Tuesday, May 08, 2007

Bullying a 'Benefit' of Inclusion

I just found a quote in a book that makes me angry. The book is Schooling without Labels, by Douglas Biklen. At one point, he quotes a parent to illustrate one of the 'benefits' of inclusion:

"I think no matter how severely retarded or handicapped kids are, they are not dumb. I think they really can perceive themselves in relation to other people around them. Peers exert a lot of pressure on each other. Some of that is positive and some of it is negative. I have heard kids in Ben's class say to him when he is doing something that looks dumb, 'That looks dumb.' Now he may repeat [the statement] 'that looks dumb,' but he is also more likely to stop. If kids stay away from him because he is doing something that looks stupid or hurtful, he is aware of that; he doesn't like to be alone. So he will make the effort to try to stop because he wants to be with the kids."
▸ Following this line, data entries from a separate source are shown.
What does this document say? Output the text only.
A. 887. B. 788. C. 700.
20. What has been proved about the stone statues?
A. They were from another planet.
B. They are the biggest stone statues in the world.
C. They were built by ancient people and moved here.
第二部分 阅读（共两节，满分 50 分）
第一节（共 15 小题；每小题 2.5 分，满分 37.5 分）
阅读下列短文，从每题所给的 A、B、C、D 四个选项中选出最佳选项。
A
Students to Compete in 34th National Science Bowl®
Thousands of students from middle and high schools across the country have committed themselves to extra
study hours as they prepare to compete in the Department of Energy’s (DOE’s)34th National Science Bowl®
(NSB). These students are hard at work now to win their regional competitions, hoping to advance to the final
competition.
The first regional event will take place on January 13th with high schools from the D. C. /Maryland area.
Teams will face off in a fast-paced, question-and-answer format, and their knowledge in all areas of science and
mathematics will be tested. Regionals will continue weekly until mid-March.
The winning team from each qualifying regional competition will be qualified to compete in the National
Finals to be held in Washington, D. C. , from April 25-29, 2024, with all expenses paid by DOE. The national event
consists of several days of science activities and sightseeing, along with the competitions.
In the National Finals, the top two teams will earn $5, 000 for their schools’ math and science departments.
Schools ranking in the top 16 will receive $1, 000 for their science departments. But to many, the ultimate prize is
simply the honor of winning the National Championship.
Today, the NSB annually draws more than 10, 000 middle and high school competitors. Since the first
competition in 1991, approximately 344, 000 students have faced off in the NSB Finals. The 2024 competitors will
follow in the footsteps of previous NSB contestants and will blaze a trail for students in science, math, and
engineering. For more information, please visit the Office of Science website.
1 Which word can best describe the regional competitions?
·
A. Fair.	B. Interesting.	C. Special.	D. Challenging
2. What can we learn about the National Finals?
What is good about that? So he may try harder not to self-injure (one of the 'dumb-looking' things this boy did). He is also learning to hate himself and strive to become someone he will never be. This is an extremely damaging lesson to learn and in fact should be considered a disadvantage of inclusion.
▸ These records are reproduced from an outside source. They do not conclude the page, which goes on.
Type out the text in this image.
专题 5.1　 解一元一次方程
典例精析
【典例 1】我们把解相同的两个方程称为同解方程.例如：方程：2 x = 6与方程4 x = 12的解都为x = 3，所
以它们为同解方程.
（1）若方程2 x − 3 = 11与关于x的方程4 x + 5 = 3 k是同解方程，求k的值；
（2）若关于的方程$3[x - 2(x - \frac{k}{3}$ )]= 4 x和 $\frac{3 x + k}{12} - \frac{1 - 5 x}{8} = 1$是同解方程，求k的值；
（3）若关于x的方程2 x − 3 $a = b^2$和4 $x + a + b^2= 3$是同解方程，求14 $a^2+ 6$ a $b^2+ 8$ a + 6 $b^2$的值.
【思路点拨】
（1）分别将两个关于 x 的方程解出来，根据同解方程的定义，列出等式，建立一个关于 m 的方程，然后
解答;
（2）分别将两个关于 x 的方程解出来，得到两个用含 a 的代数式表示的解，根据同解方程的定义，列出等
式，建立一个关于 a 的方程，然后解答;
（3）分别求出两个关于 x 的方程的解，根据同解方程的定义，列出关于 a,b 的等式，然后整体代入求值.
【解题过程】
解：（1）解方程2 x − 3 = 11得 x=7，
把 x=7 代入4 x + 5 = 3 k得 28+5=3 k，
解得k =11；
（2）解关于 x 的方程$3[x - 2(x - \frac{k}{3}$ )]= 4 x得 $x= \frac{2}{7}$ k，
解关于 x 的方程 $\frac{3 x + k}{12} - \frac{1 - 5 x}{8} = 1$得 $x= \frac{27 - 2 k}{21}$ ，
Because of bullying, I lost my pride in my physical abilities. I'm flexible and can sprint well, but I have poor hand-eye coordination and balance, can't coordinate my movements with other people or other external things, and tire easily. I never felt bad about that when I was young and in fact enjoyed physical education class and got plenty of exercise. Now, whenever I try to exercise, I feel ashamed of myself - so I avoid exercizing.
Because of bullying, I learnt to supress emotional expression. When my brother is annoying me, I show no reaction until I reach my limit and yell at him. When you are around people who care about you, hiding your emotions harms you and them. The only way it is ever helpful is that when you are being bullied, it can shield you from some harm sometimes.
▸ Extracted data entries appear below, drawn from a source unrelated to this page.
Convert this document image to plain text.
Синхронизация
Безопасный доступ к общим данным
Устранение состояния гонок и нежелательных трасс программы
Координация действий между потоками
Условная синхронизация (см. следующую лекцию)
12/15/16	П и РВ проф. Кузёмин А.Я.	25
Because of bullying, I am scared to stim in public. I talk to myself a lot, but I automatically lower my voice or fall silent when someone else comes near. I supress excitement rather than jump and flap my hands, which is my natural expression of excitement. As a result, I don't feel the excitement. I automatically put on an NT front when I'm talking to any non-adult older than 10 or so, unless they're disabled enough that I don't think of them as teenagers. This front means not talking about anything that actually interests me (or else I'll 'talk too much'), being evasive about things like why I'm homeschooled or whether I have crushes, and many other things. It is exhausting to put up this front and it means I can't develop a true friendship or really care about that person.
And this is supposed to be a benefit of inclusion?